June

June

June

As we head into June and the longest days of the year, the countryside takes on the nostalgic characteristics of the beginning of Summer. The trees are magnificent in their new green perfection, lower branches touch the long grasses which shimmer with swathes of different unripe seed heads. Wildflowers dot the ground with colour; nettles and ferns decorate stone walls and boundary edges. Foxgloves start their tapered firework displays, meadowsweet and ammi froth around the water edges. Hawthorn trees turn entirely white with blossom and the warm, pollened air swarms with bees and insects, everywhere is a sense of movement and current. 

Mornings start early, around 4am with the crescendo of bird song on the dormer roof providing a surround sound experience! The weekend has been hot, the stream which had already been reduced to a trickle is almost completely desiccated. A few years ago part of the water course was dammed with some slates to make a small natural wildlife pool which has become a water source for all kinds of animals, deer, red squirrels, even a water shrew and over the last few weeks has been the only puddle remaining. In an attempt to save all the creatures in the thick silt I ran the hose into it and within minutes red damselflies appeared, a bullfinch flew in through the ferns and splashed about next to me, then a great tit and a frog. 

Horsehair worm (Gordius sp.) that I mentioned last week, quite a few of them in the pond now.

Water beetle swimming and diving in the stream pond.

The cotoneaster hedge is swarming with small bees, impossible to count how many different species. It is near the garden table and each time you walk past there is an intensified vibrating buzz as they all lift off the flowers and move about. Whilst I was watching them, I heard a high pitched squeaking, and saw what looked like a red squirrel contorting in the grass before disappearing down the bank where the stream re-emerges from underground in the lower garden. When it reappeared, I realised that it was a stoat, with a large vole which it carried across the garden and over the stone wall.

The field by the house has reached it’s full meadow display, all different kinds of grass flattening one way and another in the gusts, making flat silvered surfaces. Between the grass tiny blue speedwell and buttercups are visible; as I walked to the view a  young male roe deer ran out of the gorse towards me reaching about 6 ft away before it noticed and darted away into the woodland.

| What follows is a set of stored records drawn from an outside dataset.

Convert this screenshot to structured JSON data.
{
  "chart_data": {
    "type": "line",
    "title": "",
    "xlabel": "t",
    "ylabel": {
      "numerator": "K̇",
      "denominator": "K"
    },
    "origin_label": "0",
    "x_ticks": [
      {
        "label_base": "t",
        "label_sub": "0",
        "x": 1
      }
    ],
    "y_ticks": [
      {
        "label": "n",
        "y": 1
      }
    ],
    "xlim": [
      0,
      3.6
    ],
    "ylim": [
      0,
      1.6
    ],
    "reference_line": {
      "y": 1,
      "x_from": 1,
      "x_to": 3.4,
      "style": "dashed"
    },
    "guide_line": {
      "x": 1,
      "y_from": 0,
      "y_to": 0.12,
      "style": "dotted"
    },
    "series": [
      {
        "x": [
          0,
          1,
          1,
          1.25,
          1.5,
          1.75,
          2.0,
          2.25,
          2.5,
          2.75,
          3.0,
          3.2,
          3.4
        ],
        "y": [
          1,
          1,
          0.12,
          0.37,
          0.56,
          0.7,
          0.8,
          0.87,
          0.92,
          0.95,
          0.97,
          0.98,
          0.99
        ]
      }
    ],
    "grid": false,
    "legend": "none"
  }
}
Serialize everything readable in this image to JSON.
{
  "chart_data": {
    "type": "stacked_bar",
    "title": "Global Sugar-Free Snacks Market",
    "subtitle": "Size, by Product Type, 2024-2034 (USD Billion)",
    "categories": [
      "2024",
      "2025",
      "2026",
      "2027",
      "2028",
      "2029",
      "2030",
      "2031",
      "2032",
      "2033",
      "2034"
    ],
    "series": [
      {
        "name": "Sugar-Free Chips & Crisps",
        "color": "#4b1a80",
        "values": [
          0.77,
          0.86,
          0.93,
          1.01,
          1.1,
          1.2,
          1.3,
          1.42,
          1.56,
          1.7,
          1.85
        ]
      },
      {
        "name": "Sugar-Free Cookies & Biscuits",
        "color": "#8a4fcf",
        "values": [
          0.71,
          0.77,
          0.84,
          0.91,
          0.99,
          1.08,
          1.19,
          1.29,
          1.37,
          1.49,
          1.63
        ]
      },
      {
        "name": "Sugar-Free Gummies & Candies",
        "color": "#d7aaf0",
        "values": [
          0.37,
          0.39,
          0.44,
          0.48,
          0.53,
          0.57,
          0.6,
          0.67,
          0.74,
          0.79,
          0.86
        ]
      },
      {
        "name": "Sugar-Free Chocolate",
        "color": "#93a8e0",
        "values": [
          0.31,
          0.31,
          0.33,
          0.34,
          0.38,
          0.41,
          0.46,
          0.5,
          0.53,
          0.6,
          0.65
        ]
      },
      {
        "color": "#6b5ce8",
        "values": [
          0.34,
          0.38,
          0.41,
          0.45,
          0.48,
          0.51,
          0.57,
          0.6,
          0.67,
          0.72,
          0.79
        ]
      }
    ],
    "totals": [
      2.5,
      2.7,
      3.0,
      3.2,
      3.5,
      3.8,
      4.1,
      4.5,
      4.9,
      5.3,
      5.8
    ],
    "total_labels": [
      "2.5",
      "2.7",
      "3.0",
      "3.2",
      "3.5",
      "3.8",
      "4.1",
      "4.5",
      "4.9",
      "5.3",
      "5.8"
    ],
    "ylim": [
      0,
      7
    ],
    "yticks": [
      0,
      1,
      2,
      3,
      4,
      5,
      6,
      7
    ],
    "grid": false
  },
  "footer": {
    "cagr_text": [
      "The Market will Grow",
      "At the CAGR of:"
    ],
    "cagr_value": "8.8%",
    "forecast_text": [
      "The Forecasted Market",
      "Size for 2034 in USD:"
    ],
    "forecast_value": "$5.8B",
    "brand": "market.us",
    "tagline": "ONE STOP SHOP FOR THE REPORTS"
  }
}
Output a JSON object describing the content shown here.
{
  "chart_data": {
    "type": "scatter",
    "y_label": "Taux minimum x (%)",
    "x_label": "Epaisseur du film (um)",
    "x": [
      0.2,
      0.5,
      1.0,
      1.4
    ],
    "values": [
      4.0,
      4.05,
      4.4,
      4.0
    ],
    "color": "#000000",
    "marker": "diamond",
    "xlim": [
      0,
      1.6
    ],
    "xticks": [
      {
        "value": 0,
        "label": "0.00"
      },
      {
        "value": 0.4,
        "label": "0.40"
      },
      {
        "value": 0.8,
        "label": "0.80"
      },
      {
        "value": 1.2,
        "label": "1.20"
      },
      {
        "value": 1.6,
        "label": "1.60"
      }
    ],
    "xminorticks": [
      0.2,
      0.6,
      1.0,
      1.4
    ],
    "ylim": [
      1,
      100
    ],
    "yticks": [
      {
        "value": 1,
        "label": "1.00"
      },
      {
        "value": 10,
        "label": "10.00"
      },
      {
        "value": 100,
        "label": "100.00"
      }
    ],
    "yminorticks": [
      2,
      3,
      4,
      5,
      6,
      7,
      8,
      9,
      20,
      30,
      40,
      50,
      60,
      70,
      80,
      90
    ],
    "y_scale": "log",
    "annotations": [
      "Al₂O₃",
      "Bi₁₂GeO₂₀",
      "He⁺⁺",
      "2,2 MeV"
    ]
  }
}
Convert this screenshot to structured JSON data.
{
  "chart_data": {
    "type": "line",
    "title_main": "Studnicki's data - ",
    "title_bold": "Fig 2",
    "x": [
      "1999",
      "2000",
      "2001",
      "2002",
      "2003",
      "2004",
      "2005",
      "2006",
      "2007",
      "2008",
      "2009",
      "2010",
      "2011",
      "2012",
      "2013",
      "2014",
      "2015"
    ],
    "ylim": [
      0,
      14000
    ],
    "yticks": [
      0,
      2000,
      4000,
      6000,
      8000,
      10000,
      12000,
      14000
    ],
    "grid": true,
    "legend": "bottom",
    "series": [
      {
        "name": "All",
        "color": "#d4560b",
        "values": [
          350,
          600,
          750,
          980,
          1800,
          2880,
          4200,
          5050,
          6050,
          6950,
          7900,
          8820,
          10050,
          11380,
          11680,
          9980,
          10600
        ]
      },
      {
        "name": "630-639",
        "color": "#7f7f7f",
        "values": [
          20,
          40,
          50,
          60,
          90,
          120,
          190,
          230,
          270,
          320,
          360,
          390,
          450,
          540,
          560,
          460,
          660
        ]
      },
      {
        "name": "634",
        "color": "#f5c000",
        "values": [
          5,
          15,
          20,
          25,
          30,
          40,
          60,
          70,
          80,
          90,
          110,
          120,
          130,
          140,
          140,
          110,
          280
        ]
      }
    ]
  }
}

In the orchard, I am drawn towards the surprisingly loud sound of wasps chewing wood to make their nests; the wood piles are turning into mini gardens themselves; nettles, foxgloves and red campion are growing up through the logs making pretty wildlife islands. The old ash trees are so large that you can still sense their form through the feathery leaves, giants in the landscape, somehow holding their weight on huge horizontal branches so effortlessly. The bats fly from up here each night, around 10pm in the evening light, dipping and twisting in their light-speed aerial dance along the walls, around the garden and down the lane.

The wet meadow grassland has grown tall with reeds and wild grasses – quite an effort to walk through, but worth it to see the wildflowers and insects that live and breed in this habitat. Nettles here are covered with nests of peacock butterfly caterpillars at different stages of growth, these instars grow rapidly and shed their skins, which can be seen stuck to the leaves and protective communal webs that they build. There are five instars, developing from a small pale-translucent larvae to the more familiar velvet black and yellow spotted caterpillar.